Con apenas unas horas de diferencia han muerto Harper Lee y Umberto Eco, la autora de ‘Matar un ruiseñor’ y el autor de ‘El nombre de la rosa’, dos novelas inolvidables. Harper Lee y Umberto Eco son, además, dos personas a las que, directa o indirectamente, mucho les debemos los amantes del periodismo. A Harper Lee porque ya nadie pone en duda que la ayuda que le prestó a su amigo de la infancia Truman Capote en los cinco años en que trabajó acopiando información, fue imprescindible para que escribiera ‘A sangre fría’, una de las obras que, a pesar del paso de los años –en este 2016 cumple medio siglo— se mantiene sólidamente entre las cumbres de la literatura de no ficción desde los tiempos en que a la mejor del género se la llamaba Nuevo Periodismo. Y Eco es, además de un novelista de bandera, uno de los más grandes teóricos de la comunicación de masas. Eco marcaba a los alumnos de la carrera de Ciencias de la Información, de tal manera que si en ella se cruzaba algún ‘rubicón’ lo constituían sus obras ‘La estructura ausente’ y ‘Tratado de semiótica general’, escritas con una densidad que complicaba su comprensión y que se ocupaban de las señales que anunciaban el mundo en el que, décadas después, estaríamos: el de unos medios que abandonan su papel de mediadores de la realidad para convertirse en creadores de ella.

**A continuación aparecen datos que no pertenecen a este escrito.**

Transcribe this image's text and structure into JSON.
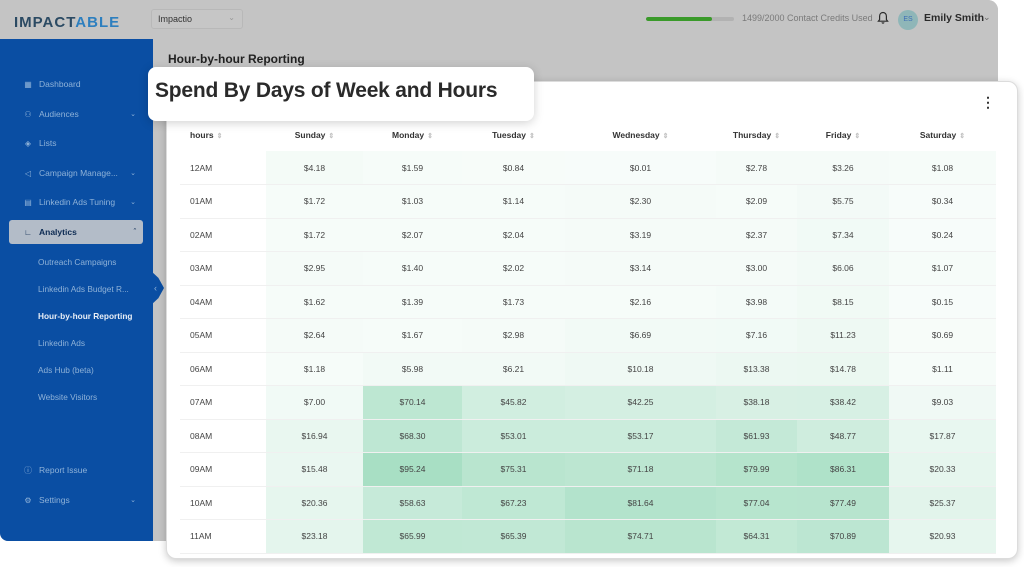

Es curioso cómo Eco, con el paso de los años, ha pasado de ser el autor más oscuro de cuantos se estudiaban en Periodismo a convertirse en el que terminó siendo y por el que ha sido universalmente reconocido y aclamado: un hombre irónico y luminoso, mordaz y crítico, pero siempre divertido y que mostraba su inmensa sabiduría sin un gramo de afectación, con la llaneza de un campesino. Su solvencia intelectual era tanta que el diario ‘La Reppublica’ anunció su muerte con este titular: ‘Muere Umberto Eco, el hombre que lo sabía todo’.
Y es curioso también cómo Harper Lee, creadora de una novela de la que sin reservas podría decirse que ha servido para mejorar la especie humana, se empeñó en no dejar de ser nunca aquella joven que la escribió: sólo una empleada en el departamento de reservas de una línea aérea. Incluso su distanciamiento con Truman Capote –al que le rindió homenaje en ‘Matar un ruiseñor’ retratándolo en Dill, el vecinito sabihondo e imaginativo amigo de la narradora Scout, la propia Harper Lee—se debió a su profundo desacuerdo ante la actitud de ‘celebrity’ con que Capote encaró la notoriedad que le trajo el éxito de ‘A sangre fría’ y que, por cierto, ya nunca abandonó.
Juan Ramón Jiménez decía: “Sé universal: habla de tu pueblo”. Umberto Eco tenía una cabeza tan privilegiada que nadie refutó con más propiedad el universo de los medios de comunicación como si fueran la aldea global de la que habló McLuhan, mientras Harper Lee, aunque no consta que leyera al Nobel onubense, lo siguió al pie de la letra: no sólo habló exclusivamente de su pueblo –Monroeville (Alabama), 6.500 habitantes, donde vivió y murió—sino que lo convirtió en un pueblo del mundo.
Lee y Eco, con toda justicia, el universo a sus pies.